Staff Editorial

Bill, Barack both ignore discriminatory clause

Back when Bill Clinton was campaigning for office, he promised to allow all citizens, regardless of sexual orientation, to serve in the military, a departure from the ban that was in place.

Once in office, he was met with a volley of opposition from the left, the right and the general public in overturning the ban. The compromise that occurred between Congress and Clinton came in the form of “Don’t ask, don’t tell.”

The clause says that the military will no longer ask recruits about sexual activity or orientation, or investigate any serviceman or servicewoman’s sexual activity or orientation without evidence. It also says that self-identifying homosexual servicemen and women agree that they will not engage in homosexual sex acts through public statements or open participation in a same-sex marriage.

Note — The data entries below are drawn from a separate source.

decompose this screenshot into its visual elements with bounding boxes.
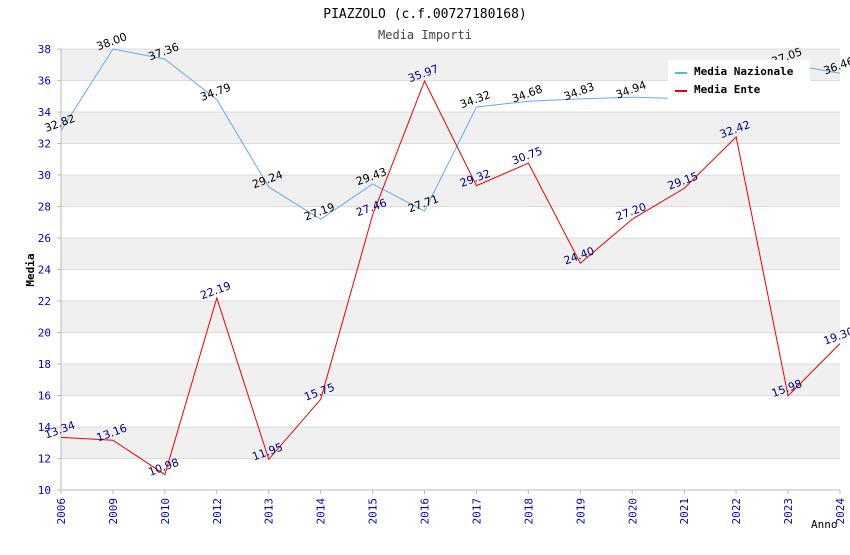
axes: [57, 48, 841, 494]
x-tick-label: 2024: [834, 498, 847, 525]
x-tick-label: 2018: [522, 498, 535, 525]
x-tick-label: 2023: [782, 498, 795, 525]
background-band: [61, 427, 840, 459]
chart-title: PIAZZOLO (c.f.00727180168): [323, 7, 527, 22]
x-tick-label: 2017: [470, 498, 483, 525]
x-tick-label: 2021: [678, 498, 691, 525]
y-tick-label: 18: [38, 358, 51, 371]
data-label-media-nazionale: 34.68: [510, 83, 544, 106]
y-tick-label: 22: [38, 295, 51, 308]
background-band: [61, 175, 840, 207]
x-tick-labels: 2006 2009 2010 2012 2013 2014 2015 2016 2017 2018…: [55, 498, 847, 525]
y-tick-label: 26: [38, 232, 51, 245]
x-tick-label: 2010: [159, 498, 172, 525]
x-tick-label: 2013: [263, 498, 276, 525]
data-label-media-nazionale: 34.83: [562, 80, 596, 103]
data-label-media-ente: 10.98: [147, 456, 181, 479]
x-tick-label: 2016: [419, 498, 432, 525]
y-axis-label: Media: [24, 253, 37, 286]
y-tick-label: 14: [38, 421, 52, 434]
series-line-media-ente: [60, 79, 841, 476]
background-band: [61, 364, 840, 396]
data-label-media-nazionale: 34.79: [199, 81, 233, 104]
y-tick-label: 34: [38, 106, 52, 119]
data-label-media-ente: 22.19: [199, 279, 233, 302]
x-tick-label: 2012: [211, 498, 224, 525]
y-tick-label: 10: [38, 484, 51, 497]
legend-box: [668, 60, 810, 100]
x-axis-label: Anno: [811, 518, 838, 531]
background-band: [61, 238, 840, 270]
x-tick-label: 2015: [367, 498, 380, 525]
legend-label-media-ente: Media Ente: [694, 83, 761, 96]
x-tick-label: 2014: [315, 498, 328, 525]
y-tick-label: 24: [38, 264, 52, 277]
y-tick-labels: 10 12 14 16 18 20 22 24 26 28 30 32 34 36 38: [38, 43, 52, 497]
x-tick-label: 2009: [107, 498, 120, 525]
x-tick-label: 2006: [55, 498, 68, 525]
y-tick-label: 20: [38, 327, 51, 340]
y-tick-label: 30: [38, 169, 51, 182]
chart-subtitle: Media Importi: [378, 28, 472, 42]
legend-label-media-nazionale: Media Nazionale: [694, 65, 794, 78]
x-tick-label: 2022: [730, 498, 743, 525]
background-band: [61, 301, 840, 333]
y-tick-label: 32: [38, 138, 51, 151]
y-tick-label: 16: [38, 390, 51, 403]
data-label-media-nazionale: 34.32: [458, 88, 492, 111]
background-band: [61, 112, 840, 144]
y-tick-label: 12: [38, 453, 51, 466]
x-tick-label: 2019: [574, 498, 587, 525]
y-tick-label: 36: [38, 75, 51, 88]
background-bands: [61, 49, 840, 459]
y-tick-label: 38: [38, 43, 51, 56]
legend: Media Nazionale Media Ente: [668, 60, 810, 100]
x-tick-label: 2020: [626, 498, 639, 525]
y-tick-label: 28: [38, 201, 51, 214]
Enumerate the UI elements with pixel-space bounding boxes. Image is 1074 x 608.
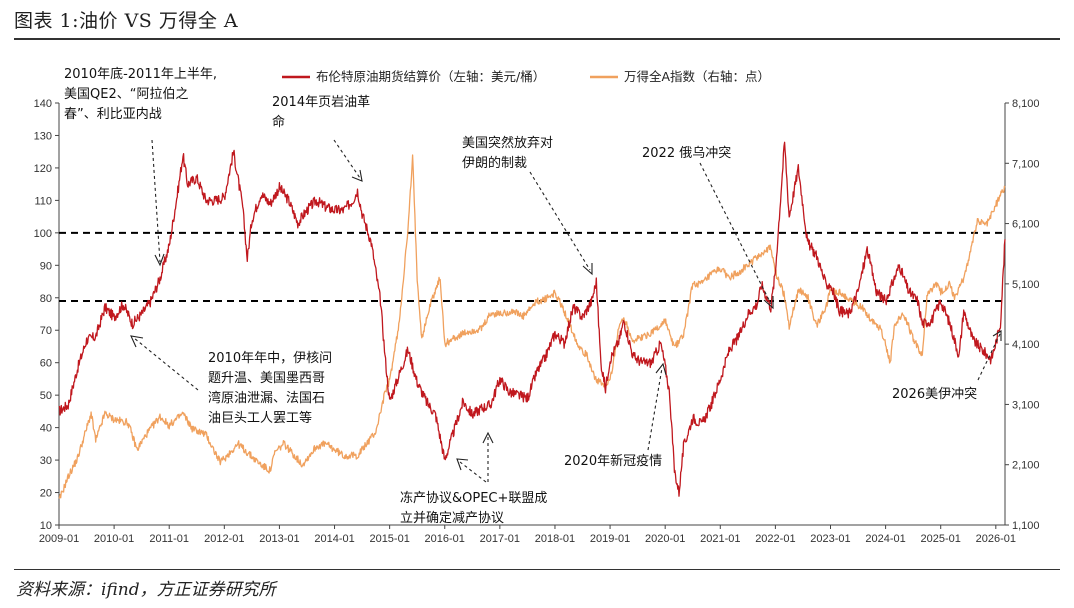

This act notoriously discriminates against a large portion of individuals who identify as gay or lesbian; it denies those individuals from speaking about their families or loved ones who just happen to be of the same sex. It also begets other forms of bigotry and has led to hate crimes against those military personnel found to be gay.

DADT also costs the government hundreds of millions of dollars just by going through the proceedings of discharging those GIs, not to mention those individuals who refuse to reenlist because of the law as it stands today.

Fast-forward to 2008; President Obama campaigned that he would repeal DADT. Since taking office, he has done nothing about the repeal that would only take an executive order. The issue was again brought to the forefront when he promised that he would work with Congress and the military officials to repeal the law.

It’s time for some of the change we were promised. When it comes to intolerance by the law concerning a personal matter, such change is far overdue.

On the bright side, at least Obama hasn’t been caught sleeping with his secretaries. That, or at least they know how to get a stain out.